Monday, 23 March 2026

Bigfoot and Nessie Hoaxing



There are rumblings in the Bigfoot community as an upcoming documentary claims to present evidence that the most famous piece of evidence for this creature may be a hoax. I am of course referring to the  Patterson–Gimlin of 1967 shot in Northern California. The documentary entitled "Capturing Bigfoot" purports to show a newly discovered "dress rehearsal" film prior to the final filming.

Only a few have seen this documentary but already claim and counter-claim has been made regarding its own authenticity and whether the expose is a hoax itself. Like most I will wait until the documentary is syndicated on Amazon Prime or some similar media outlet before forming an opinion - whenever that may be.  But Nessie fans may remember a similar scenario when the "Surgeon's Photograph" was exposed as a fake in 1994, sixty years after the photograph appeared in the Daily Mail.

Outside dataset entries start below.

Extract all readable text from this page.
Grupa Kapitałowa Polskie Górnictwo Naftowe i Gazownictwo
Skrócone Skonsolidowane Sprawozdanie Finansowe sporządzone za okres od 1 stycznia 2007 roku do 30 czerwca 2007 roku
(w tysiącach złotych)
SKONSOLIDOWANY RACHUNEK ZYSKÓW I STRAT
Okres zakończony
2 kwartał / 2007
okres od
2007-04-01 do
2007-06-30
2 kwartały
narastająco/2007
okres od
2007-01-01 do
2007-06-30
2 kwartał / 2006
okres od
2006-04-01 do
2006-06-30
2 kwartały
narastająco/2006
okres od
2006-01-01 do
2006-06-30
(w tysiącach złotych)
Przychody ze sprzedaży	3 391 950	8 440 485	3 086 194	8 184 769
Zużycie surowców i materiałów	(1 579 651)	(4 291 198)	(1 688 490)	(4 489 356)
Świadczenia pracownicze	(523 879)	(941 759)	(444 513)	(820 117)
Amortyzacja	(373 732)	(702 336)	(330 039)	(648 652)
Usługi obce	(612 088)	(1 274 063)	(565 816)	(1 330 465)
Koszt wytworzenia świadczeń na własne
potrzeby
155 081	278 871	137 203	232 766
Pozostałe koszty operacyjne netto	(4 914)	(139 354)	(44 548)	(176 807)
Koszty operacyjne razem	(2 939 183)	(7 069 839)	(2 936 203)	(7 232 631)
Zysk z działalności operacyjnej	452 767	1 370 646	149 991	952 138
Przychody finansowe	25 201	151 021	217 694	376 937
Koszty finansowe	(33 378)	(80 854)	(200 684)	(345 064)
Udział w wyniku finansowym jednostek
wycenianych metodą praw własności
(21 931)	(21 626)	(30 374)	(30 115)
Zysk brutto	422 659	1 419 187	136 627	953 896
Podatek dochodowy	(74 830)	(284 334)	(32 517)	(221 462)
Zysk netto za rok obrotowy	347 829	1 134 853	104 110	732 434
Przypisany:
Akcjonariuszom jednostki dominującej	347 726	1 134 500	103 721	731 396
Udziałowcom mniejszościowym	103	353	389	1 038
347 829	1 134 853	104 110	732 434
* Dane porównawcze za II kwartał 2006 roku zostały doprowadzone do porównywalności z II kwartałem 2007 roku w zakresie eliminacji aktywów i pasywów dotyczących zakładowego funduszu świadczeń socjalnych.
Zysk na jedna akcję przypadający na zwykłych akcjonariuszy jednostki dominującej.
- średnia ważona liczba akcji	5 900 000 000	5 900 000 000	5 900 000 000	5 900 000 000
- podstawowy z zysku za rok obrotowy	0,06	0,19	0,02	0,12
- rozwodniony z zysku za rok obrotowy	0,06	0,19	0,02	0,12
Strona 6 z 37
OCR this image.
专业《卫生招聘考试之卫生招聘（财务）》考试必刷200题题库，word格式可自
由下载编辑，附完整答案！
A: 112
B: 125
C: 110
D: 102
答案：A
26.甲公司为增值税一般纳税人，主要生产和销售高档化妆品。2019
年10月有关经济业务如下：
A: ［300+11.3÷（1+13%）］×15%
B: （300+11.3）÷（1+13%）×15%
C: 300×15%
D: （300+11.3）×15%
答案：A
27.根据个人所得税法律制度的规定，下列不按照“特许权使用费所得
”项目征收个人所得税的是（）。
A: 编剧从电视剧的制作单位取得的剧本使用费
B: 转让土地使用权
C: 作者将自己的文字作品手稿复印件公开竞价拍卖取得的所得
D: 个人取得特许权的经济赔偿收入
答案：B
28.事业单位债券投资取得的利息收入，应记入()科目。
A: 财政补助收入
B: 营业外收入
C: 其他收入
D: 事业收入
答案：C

The story is familiar enough when big game hunter Marmaduke Wetherell was hired in 1933 by the British Daily Mail, to hunt down this new phenomenon called "The Loch Ness Monster" and bring back evidence of it. He failed and the paper was embarrassed by tracks Wetherell found being identified as that of a hippopotamus. The paper dropped him as people supposed the tracks were laid by a local wag. It turned out decades later that Wetherell was the wag and out of some undefined malice he completed the deception with the Surgeon's Photograph being plotted by his own family and some associates, including the surgeon himself, Kenneth Wilson.

If this upcoming documentary has a convincing story to tell, this may be their "Surgeon's Photograph" moment. But then again, maybe not. Either way, the potential loss of something iconic to ones cryptid genre has ramifications. Most may accept it and move on, a sizeable minority will not and find inconsistencies and unanswered questions, as is the case with the "Surgeon's Photograph", even thirty odd years since its expose. There will be such questions and it all depends on the individual as to whether more questions have been answered than not answered.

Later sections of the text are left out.